China will produce 940 million tonnes of steel in 2019, up from 928 million last year, the Australian government’s commodity forecaster said in its latest quarterly report released on Monday.
This year will likely be the high water mark for Chinese steel production, with the Department of Industry, Innovation and Science forecasting that output will slip to 930 million tonnes in 2020 and 926 million the year after.
While the likelihood of peak steel in China sounds somewhat ominous for iron ore producers, the report also expects global steel output to be largely flat in coming years, with 1,805 million tonnes expected this year, 1,806 million in 2020 and 1,808 million in 2021.
The small decline in Chinese output is offset by rising production in India, with 114 million tonnes expected this year, rising to 130 million by 2021.
This steady-as-she-goes outlook for global steel production is actually positive news for iron ore producers as it means ongoing demand for their output at the current high levels.
What the Australian government does expect is that the iron ore market will return to balance by next year as output recovers in Brazil, the world’s number two exporter behind Australia.
A fatal tailings dam collapse in January at a mine operated by Vale, Brazil’s largest producer, cut production as mines were idled for safety checks.
Global seaborne iron ore trade is expected to drop by 4% in 2019 to 1.53 billion tonnes, the report said, as the Brazilian shutdowns and weather disruptions in Australia take their toll.
This has been positive for prices, with the report forecasting that iron ore will average $81.10 a tonne in 2019, up sharply from $62.60 last year.
But that’s as far as the good news goes for prices, with the return of Brazilian output and higher Australian production pushing the average price down to $61.40 a tonne in 2020 and $57.50 in 2021.
The Australian government forecasts prices on a spot, free-on-board basis in Australia, while the current market benchmarks are for a price delivered to China.
Even allowing for shipping costs of around $7 a tonne, if the Australian forecasts are proven correct, it would represent a substantial drop from the current price for 62% iron ore in China, which was assessed by commodity price reporting agency Argus at $123.65 a tonne on Monday.
That price was the highest since January 2014 and the gain since the Jan. 25 dam disaster now stands at 64%.
It could be argued that iron ore is in a justifiable bubble, because while the sharp price hike is supported by tightening fundamentals, it’s only a matter of time until supply returns and prices gravitate lower.
This makes looking at Brazilian export volumes critical, and ship-tracking and port data compiled by Refinitiv suggest a recovery is underway.

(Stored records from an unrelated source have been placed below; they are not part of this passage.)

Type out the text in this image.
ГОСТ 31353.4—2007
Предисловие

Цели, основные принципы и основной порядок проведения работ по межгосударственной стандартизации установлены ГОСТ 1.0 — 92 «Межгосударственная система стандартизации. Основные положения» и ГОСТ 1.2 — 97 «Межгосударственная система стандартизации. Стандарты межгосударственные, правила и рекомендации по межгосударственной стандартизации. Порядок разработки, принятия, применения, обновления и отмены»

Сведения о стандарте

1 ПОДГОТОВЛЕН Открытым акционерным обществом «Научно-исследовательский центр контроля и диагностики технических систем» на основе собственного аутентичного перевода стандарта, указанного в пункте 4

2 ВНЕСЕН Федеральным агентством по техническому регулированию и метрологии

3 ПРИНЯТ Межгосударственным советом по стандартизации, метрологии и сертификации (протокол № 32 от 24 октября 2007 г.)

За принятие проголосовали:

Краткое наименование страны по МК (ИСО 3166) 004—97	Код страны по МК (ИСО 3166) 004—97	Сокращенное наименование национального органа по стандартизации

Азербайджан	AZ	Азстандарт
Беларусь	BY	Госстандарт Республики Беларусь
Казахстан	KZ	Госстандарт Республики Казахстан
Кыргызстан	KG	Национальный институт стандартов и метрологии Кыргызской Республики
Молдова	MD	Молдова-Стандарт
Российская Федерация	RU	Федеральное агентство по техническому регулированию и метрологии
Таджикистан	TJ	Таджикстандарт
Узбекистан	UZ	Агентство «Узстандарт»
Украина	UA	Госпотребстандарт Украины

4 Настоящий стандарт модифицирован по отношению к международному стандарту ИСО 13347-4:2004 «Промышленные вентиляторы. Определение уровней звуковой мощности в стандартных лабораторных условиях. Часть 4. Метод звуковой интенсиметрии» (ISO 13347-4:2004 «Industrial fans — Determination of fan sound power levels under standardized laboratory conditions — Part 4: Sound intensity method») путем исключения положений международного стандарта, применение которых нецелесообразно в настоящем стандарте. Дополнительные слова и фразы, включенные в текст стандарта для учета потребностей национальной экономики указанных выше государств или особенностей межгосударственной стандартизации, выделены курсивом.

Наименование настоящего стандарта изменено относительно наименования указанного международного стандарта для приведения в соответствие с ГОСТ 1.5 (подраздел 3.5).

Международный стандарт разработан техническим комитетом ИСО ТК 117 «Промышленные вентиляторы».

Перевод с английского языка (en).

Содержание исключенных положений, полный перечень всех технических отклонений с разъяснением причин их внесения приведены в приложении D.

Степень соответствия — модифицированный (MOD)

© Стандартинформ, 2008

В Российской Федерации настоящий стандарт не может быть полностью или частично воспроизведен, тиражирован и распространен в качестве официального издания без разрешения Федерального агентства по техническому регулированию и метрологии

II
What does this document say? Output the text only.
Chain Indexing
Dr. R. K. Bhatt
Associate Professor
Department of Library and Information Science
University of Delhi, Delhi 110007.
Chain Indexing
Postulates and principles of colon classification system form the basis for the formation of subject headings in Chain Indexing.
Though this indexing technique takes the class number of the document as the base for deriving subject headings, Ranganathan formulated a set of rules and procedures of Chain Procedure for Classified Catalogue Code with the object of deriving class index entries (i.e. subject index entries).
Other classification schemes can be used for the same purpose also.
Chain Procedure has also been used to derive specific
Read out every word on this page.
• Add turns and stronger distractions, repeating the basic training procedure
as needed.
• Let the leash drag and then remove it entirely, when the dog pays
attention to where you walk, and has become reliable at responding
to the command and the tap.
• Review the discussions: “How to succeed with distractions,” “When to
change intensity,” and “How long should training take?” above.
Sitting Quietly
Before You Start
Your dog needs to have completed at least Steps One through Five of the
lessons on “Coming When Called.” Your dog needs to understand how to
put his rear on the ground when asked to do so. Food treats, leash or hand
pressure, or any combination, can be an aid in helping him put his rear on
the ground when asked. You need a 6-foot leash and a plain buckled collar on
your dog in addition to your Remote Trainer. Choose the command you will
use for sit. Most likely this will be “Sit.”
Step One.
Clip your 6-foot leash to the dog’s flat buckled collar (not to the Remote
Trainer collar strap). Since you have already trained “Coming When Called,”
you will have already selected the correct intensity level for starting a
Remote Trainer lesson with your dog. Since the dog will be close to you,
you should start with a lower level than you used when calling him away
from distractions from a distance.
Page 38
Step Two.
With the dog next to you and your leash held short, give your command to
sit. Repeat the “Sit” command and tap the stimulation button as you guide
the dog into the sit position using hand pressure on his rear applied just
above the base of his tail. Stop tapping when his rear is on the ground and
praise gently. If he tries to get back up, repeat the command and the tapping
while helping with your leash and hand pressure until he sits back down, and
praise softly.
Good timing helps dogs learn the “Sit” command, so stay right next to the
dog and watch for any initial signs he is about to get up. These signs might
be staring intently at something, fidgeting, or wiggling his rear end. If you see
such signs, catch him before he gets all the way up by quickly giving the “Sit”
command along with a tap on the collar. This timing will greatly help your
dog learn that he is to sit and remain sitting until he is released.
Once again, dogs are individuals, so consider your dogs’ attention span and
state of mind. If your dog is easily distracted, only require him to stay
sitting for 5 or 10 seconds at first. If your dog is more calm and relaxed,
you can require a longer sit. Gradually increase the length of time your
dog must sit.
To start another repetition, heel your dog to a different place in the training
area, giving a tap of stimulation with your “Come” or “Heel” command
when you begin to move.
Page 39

Brazil shipped 30.63 million tonnes in June, according to the data, which was filtered to only show vessels currently underway and those that have, or are waiting to, discharge their cargoes.
This was up from 28.3 million tonnes in May, and considerably higher than April’s 17.2 million and March’s 23.7 million.
The June figure was in line with the 30.1 million tonnes exported in January, the last month before the impact of the dam failure, but still below the 35.9 million shipped in December.
This shows there is still room for Brazilian exports to increase from current levels, and until they do so, iron ore miners can expect the price bonanza to extend its current run.